4 The record articles

PADEP Transition from CAIR to CSAPR

Posted: June 24th, 2015

Authors: John S. 

As of January 1, 2015 the U.S. Environmental Protection Agency (U.S. EPA) has been implementing the Cross-State Air Pollution Rule (CSAPR) through a Federal Implementation Plan (FIP) that primarily impacts electric generating units (EGUs). The transition from the Clean Air Interstate Rule (CAIR) and its nitrogen oxide (NOX) and sulfur dioxide (SO2) Allowances to CSAPR Allowances and rules has been fairly smooth so far.  The state and local air pollution control agencies do have the opportunity to adopt their own regulations to implement CSAPR with the accompanying revisions to their State Implementation Plans (SIPs). However, there has been no indication from the Pennsylvania Department of Environmental Protection (PADEP) that they are actively working on such a regulatory revision. For 2015 and 2016 Phase 1 CSAPR Allowance requirements, all indications are that the allowances requirements will easily be met by the EGUs. However, in 2017 the Phase 2 allowance allocations are significantly reduced. For NOX Allowances there is not a dramatic drop in allocations. But for SO2 Allowances, the allocations are cut in half or more in most cases. The present relative surplus of SO2 Allowances will get much tighter with time.

There is another set of facilities that are not EGUs, but are still impacted by the transition from CAIR to CSAPR. They are the facilities that include emission units that will be subject to the requirements of PADEP Pa. Code §§129.201—129.205 (relating to additional NOX requirements), non-EGUs subject to 25 Pa. Code §145.8(d) (relating to transition to CAIR NOX trading programs), stationary internal combustion units subject to 25 Pa. Code §§145.111—145.113 (relating to emissions of NOX from stationary internal combustion engines) and Portland cement kilns subject to 25 Pa. Code §§145.141—145.146 (relating to emissions of NOX from cement manufacturing).  Prior to the 2015 ozone season, the owners and operators of emission units subject to the previously mentioned regulations were able to, for compliance purposes, surrender an annual CAIR NOX allowance and an ozone season CAIR NOX allowance for each ton of NOX their sources emitted in excess of their applicable NOX emission standard at the end of each ozone season as detailed in these regulatory sections.

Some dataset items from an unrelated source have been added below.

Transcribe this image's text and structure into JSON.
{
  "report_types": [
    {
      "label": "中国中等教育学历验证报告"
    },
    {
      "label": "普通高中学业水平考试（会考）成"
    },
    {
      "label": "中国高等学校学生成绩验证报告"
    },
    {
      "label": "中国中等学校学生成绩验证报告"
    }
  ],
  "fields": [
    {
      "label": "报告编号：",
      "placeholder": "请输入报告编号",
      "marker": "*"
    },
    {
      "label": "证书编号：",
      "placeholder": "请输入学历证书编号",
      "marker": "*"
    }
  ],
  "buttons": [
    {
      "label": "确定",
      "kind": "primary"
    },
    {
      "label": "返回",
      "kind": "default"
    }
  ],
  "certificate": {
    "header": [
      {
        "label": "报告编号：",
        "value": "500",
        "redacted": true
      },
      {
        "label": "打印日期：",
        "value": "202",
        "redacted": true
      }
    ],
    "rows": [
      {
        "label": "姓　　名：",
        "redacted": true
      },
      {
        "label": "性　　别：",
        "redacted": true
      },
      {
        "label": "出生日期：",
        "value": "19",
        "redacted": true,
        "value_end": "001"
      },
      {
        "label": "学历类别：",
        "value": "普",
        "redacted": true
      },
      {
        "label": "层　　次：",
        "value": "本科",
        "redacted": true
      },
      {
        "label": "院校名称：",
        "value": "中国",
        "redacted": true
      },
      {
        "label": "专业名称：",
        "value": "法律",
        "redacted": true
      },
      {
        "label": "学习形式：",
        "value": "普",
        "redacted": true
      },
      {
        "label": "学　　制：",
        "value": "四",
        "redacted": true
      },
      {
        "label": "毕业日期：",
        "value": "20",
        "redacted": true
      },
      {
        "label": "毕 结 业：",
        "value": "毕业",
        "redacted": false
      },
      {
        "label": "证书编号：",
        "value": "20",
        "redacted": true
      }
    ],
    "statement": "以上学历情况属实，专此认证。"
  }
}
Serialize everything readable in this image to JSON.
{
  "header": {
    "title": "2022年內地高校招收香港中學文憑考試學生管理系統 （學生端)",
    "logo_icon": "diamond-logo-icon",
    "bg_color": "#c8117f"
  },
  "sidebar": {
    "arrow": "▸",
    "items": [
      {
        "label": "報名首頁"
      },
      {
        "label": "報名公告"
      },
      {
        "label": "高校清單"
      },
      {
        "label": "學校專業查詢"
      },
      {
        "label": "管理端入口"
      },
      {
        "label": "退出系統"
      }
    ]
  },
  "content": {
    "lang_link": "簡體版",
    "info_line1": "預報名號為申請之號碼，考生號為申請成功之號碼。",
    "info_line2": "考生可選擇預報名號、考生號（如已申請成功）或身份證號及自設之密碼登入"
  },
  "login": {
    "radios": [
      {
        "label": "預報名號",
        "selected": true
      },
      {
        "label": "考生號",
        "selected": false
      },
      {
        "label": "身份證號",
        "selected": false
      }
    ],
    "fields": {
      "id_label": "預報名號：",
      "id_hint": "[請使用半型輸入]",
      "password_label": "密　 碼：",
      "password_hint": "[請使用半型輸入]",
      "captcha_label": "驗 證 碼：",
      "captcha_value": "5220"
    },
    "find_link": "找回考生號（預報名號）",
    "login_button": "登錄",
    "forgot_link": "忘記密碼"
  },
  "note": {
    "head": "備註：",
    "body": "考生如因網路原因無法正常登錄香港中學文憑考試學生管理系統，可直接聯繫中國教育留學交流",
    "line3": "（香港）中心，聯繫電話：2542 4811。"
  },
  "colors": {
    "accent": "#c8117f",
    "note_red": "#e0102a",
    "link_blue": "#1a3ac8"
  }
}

Beginning January 1, 2015, there were no more CAIR Allowances to be purchased. The state adopted CAIR regulations were replaced by the Federal CSAPR regulation, also known as the Transport Rule (TR), which is codified in 40 CFR Part 97, Subparts AAAAA and BBBBB (relating to TR NOX annual trading program; and TR NOX ozone season trading program).  In light of the fact that CAIR NOX Allowances are no longer be available, PADEP provided notice in the April 4, 2015 Pennsylvania Bulletin that they will accept the surrender of CSAPR NOX allowances as a compliance alternative.  PADEP also provided notice that they intend to pursue regulatory amendments to the existing NOX trading programs in 25 Pa. Code Chapters 129 and 145 to make this change in the regulatory requirements.

Specifically, for each ozone season beginning after January 1, 2015, the Department will accept the surrender of annual and ozone season CSAPR NOX allowances as a compliance alternative to the surrender of annual and ozone season CAIR NOX allowances. Other than the use of CSAPR Allowances in place of CAIR Allowances, everything else is done in exactly the same manner (timing and process) that was previously done for the surrender provisions for CAIR allowances as specified in the applicable regulatory requirements.  While PADEP stopped short of requiring CSAPR Allowances in place of CAIR Allowances, there does not appear to be another alternative that will result in source compliance. So if you are a non-EGU and previously had to provide CAIR allowances to demonstrate compliance with a standard, now is the time to understand how you will demonstrate compliance come next November 1, and if continued purchase of CSAPR Allowances will work for you, especially beginning in 2017 under the CSAPR Phase 2 reduced Allowance allocations.